Ça fait des mois qu'on n'a pas vu un nuage chez nous. Des mois. Alors quand j'ai appris que l'éclipse du 12 août
tomberait pile pendant notre apéritif, j'y ai vu un signe : l'occasion d'offrir à nos hôtes un moment que peu de gens
ont la chance de vivre — pas seul sur un parking à lever les yeux deux minutes, mais ensemble, à table, avec le
temps d'en parler et de le partager.
J'ai galéré à trouver des lunettes homologuées — les stocks partaient vite partout — mais j'ai fini par en dénicher
chez notre opticien à Argenton-sur-Creuse, une pour chaque hôte. J'étais heureux de ce petit geste. Je m'étais mis
en tête que ce soir-là serait mémorable.
Et puis le 12 août est arrivé. Et avec lui, le seul nuage du mois.
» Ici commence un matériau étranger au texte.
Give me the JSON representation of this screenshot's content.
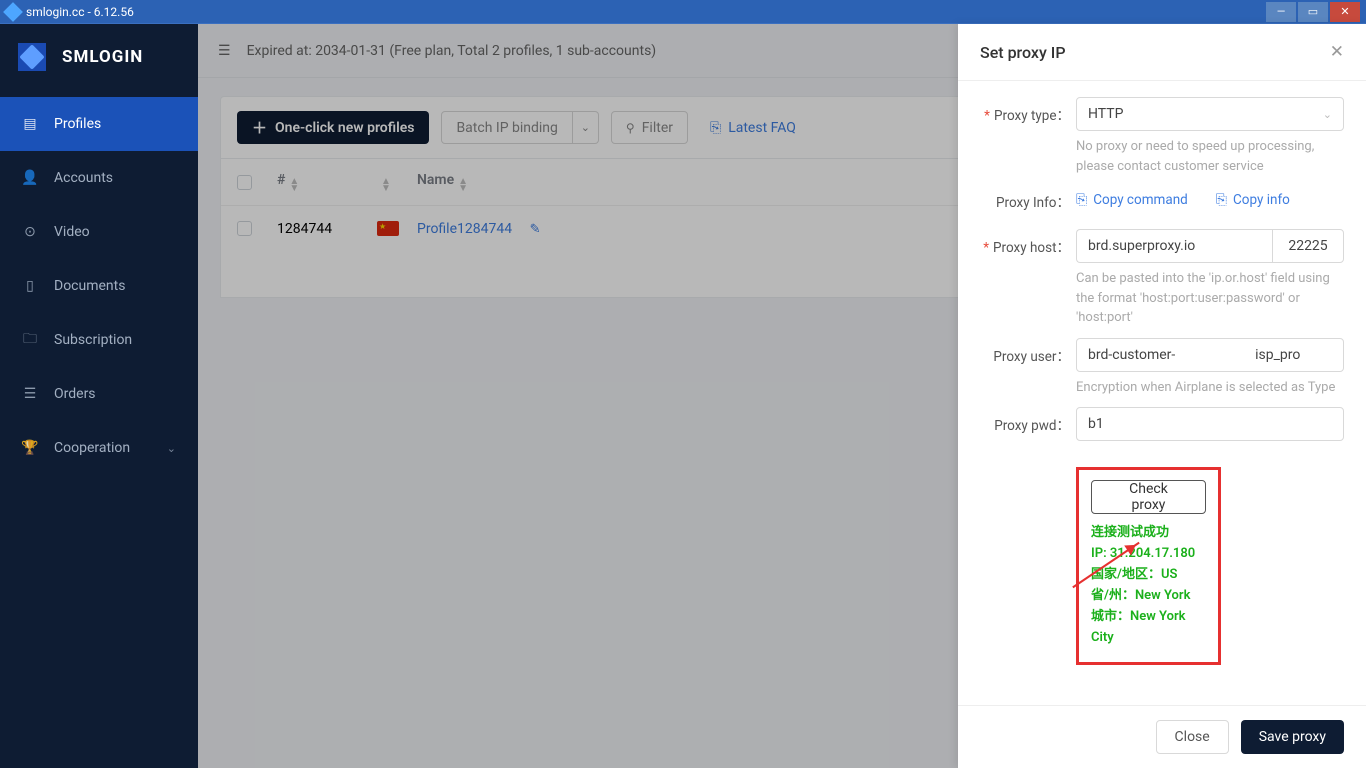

Comme s'il avait attendu ce jour précis pour venir
se poster au-dessus de la maison et d'Argenton-sur-Creuse. Nos hôtes ont quand même mis leurs lunettes, par jeu,
en sachant qu'ils ne verraient rien. On en a ri. Mais je ne vous mentirai pas : au fond, j'étais déçu. J'avais tellement
voulu que ce moment soit à la hauteur de ce que j'imaginais
Le seul nuage du mois, pile au-dessus de la maison ce soir-là
La soirée, elle, a été belle et remplie de partage — le repas a pris le relais avec sa propre magie, entre bons mots et
éclats de rire autour de la table. Jean-Marc, un habitué de la maison passionné d'astronomie, nous envoyait en
direct par WhatsApp ses photos de l'éclipse prises de son côté ; on les faisait circuler à table, comme si le ciel,
même caché, restait un peu avec nous. Parmi nos hôtes ce soir-là, Patrick et Hélène, restés une semaine chez nous.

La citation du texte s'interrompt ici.